Lee’s blues-rock group Ten Years After already was big in England before rocketing to international fame with its wild show at Woodstock in 1969. The band’s 10-minute rendition of Lee’s “I’m Going Home” became a cornerstone of Michael Wadleigh’s film about the festival and its soundtrack album, which would spend four weeks at No. 1 in the U.S. in 1970.
Having grown up on his family’s jazz and blues records but inspired by ’50s rock ’n’ roll, Lee, born Dec. 19, 1944, formed the Jaybirds in his midteens in his hometown of Nottingham, England. The group had some success after following The Beatles to Hamburg, Germany, but took hold after changing its name and relocating to London.
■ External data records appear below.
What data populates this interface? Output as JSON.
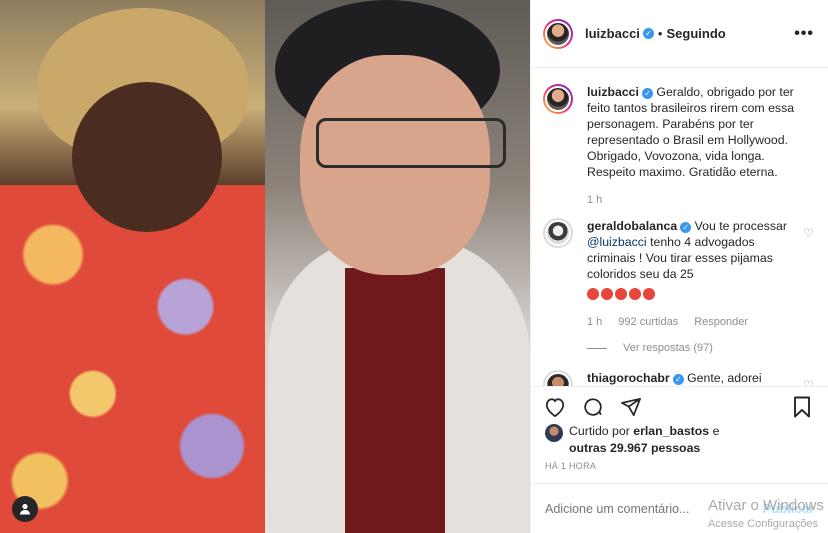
{
  "header": {
    "username": "luizbacci",
    "separator": "•",
    "follow_status": "Seguindo",
    "more": "•••"
  },
  "caption": {
    "username": "luizbacci",
    "text": "Geraldo, obrigado por ter feito tantos brasileiros rirem com essa personagem. Parabéns por ter representado o Brasil em Hollywood. Obrigado, Vovozona, vida longa. Respeito maximo. Gratidão eterna.",
    "time": "1 h"
  },
  "comments": [
    {
      "username": "geraldobalanca",
      "text_before": "Vou te processar",
      "mention": "@luizbacci",
      "text_after": "tenho 4 advogados criminais ! Vou tirar esses pijamas coloridos seu da 25",
      "emoji": [
        "angry-face",
        "angry-face",
        "angry-face",
        "angry-face",
        "angry-face"
      ],
      "time": "1 h",
      "likes": "992 curtidas",
      "reply": "Responder",
      "view_replies": "Ver respostas (97)"
    },
    {
      "username": "thiagorochabr",
      "text": "Gente, adorei"
    }
  ],
  "likes": {
    "prefix": "Curtido por",
    "user": "erlan_bastos",
    "middle": "e",
    "others": "outras 29.967 pessoas"
  },
  "timestamp": "HÁ 1 HORA",
  "add_comment": {
    "placeholder": "Adicione um comentário...",
    "post": "Publicar"
  },
  "watermark": {
    "line1": "Ativar o Windows",
    "line2": "Acesse Configurações"
  }
}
The newly christened Ten Years After played a residency at Marquee Club, where The Rolling Stones had debuted a half-decade earlier. A gig at the 1967 Windsor Jazz & Blues Festival led to a record deal with Denam. The band’s 1967 self-titled debut album — an innovative mix of rock, blues and swing jazz that featured “I’m Going Home” — failed to chart but received some airplay in San Francisco’s burgeoning FM radio scene.
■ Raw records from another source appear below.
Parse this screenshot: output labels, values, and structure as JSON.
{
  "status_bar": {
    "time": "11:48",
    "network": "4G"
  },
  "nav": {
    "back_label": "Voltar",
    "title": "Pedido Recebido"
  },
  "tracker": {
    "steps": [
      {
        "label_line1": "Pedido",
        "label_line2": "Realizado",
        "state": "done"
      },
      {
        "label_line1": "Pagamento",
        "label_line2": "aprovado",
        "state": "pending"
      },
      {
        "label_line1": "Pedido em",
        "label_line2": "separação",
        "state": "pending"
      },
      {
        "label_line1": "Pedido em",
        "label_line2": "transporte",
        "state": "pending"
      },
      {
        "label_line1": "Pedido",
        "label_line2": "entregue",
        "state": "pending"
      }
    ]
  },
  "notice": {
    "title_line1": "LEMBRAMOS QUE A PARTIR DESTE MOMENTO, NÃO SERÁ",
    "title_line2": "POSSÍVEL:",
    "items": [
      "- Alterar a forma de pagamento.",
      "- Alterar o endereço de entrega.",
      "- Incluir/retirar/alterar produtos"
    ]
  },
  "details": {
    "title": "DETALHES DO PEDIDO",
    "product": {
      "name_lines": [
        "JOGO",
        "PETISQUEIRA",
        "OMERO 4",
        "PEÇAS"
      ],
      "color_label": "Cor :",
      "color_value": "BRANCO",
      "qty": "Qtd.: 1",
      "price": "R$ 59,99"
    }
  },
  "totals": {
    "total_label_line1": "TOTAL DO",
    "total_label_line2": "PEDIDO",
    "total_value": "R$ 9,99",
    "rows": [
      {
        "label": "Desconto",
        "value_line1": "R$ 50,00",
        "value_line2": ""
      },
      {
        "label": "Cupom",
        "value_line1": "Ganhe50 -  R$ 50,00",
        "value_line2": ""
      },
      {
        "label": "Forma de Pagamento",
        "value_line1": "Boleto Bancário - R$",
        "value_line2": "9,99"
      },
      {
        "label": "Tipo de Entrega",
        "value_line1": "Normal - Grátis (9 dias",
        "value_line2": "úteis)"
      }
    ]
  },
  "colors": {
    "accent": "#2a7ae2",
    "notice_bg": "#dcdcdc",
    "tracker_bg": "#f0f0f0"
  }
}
That led legendary promoter Bill Graham to bring the band across the pond for a U.S. tour — the first of more than two dozen American jaunts during the next seven years.
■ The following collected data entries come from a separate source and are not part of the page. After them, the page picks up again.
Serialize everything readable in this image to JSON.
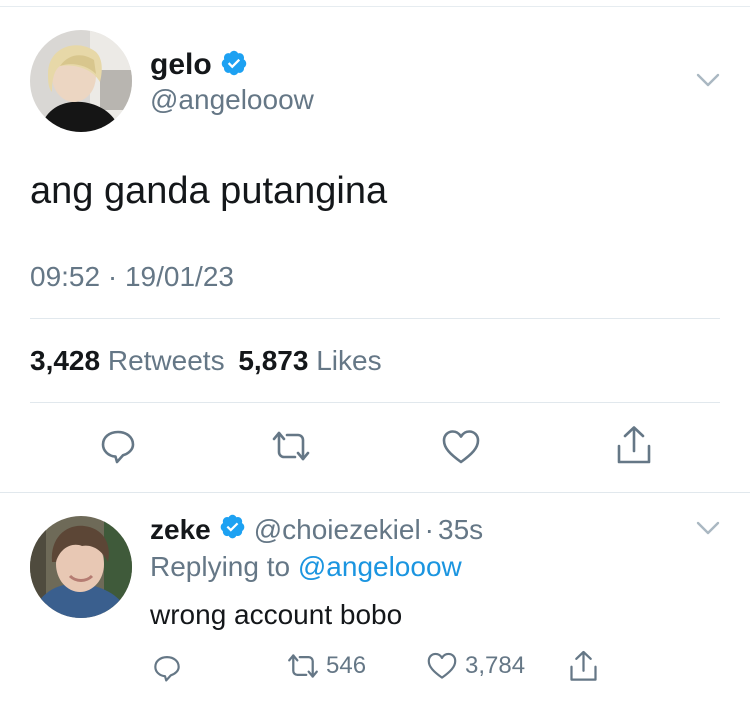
{
  "tweet": {
    "display_name": "gelo",
    "handle": "@angelooow",
    "text": "ang ganda putangina",
    "time": "09:52",
    "separator": "·",
    "date": "19/01/23",
    "retweet_count": "3,428",
    "retweet_label": "Retweets",
    "like_count": "5,873",
    "like_label": "Likes",
    "verified": true
  },
  "reply": {
    "display_name": "zeke",
    "handle": "@choiezekiel",
    "separator": "·",
    "age": "35s",
    "replying_prefix": "Replying to",
    "replying_handle": "@angelooow",
    "text": "wrong account bobo",
    "retweet_count": "546",
    "like_count": "3,784",
    "verified": true
  },
  "icons": {
    "reply": "reply-icon",
    "retweet": "retweet-icon",
    "like": "heart-icon",
    "share": "share-icon",
    "menu": "chevron-down-icon",
    "verified": "verified-badge-icon"
  },
  "colors": {
    "text": "#14171a",
    "muted": "#657786",
    "link": "#1b95e0",
    "verified": "#1da1f2",
    "divider": "#e1e8ed"
  }
}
Woodstock propelled Ten Years After into the forefront of the second-wave British Invasion, whose emphasis often was on flashy guitar playing with extensive solos.
Lee told the BBC in 2012 that he still had the 335 he played at Woodstock, but that he didn’t use it much any more, “because it’s too valuable.”
Lee also later said he was ambivalent about the band becoming headlining stars, saying it took away some of the intimacy he enjoyed playing for smaller audiences in closer quarters….Lee, like his friend John Mayall, always said he wanted to stay true to the blues, country, jazz and rock roots he heard in his youth, and he spent much of his musical time going back there.
Back to The Hollywood Reporter:
Ten Years After ultimately released 10 albums before splitting in 1973. Lee soon teamed with American gospel singer Mylon LeFevre for a country rock album, On the Road to Freedom, which featured such guests as George Harrison, Steve Winwood, Jim Capaldi, Mick Fleetwood and Ron Wood. Lee would spend the rest of the ’70s touring and making solo records. During the decade’s waning years, he formed Ten Years Later, which released a pair of albums, and he continued to play gigs in the U.S. and Europe.
During the ’80s, he teamed with Rare Bird vocalist Steve Gould and toured with ex-Stone Mick Taylor in his band, and his ”90s albums include Zoom and 1994 (I Hear You Rocking).
In 2004, he released the rootsy Alvin Lee in Tennessee, teaming with Scotty Moore and D.J. Fontana from Elvis Presley’s band. His most recent record, 2007’s Saguitar, flowed from hard rock to slow blues to a take on rap. His 14th solo album, Still on the Road to Freedom, was released in August. A new compilation album, Best of Alvin Lee, was issued in May.
Rest In Peace, Alvin. You’ve left us too soon.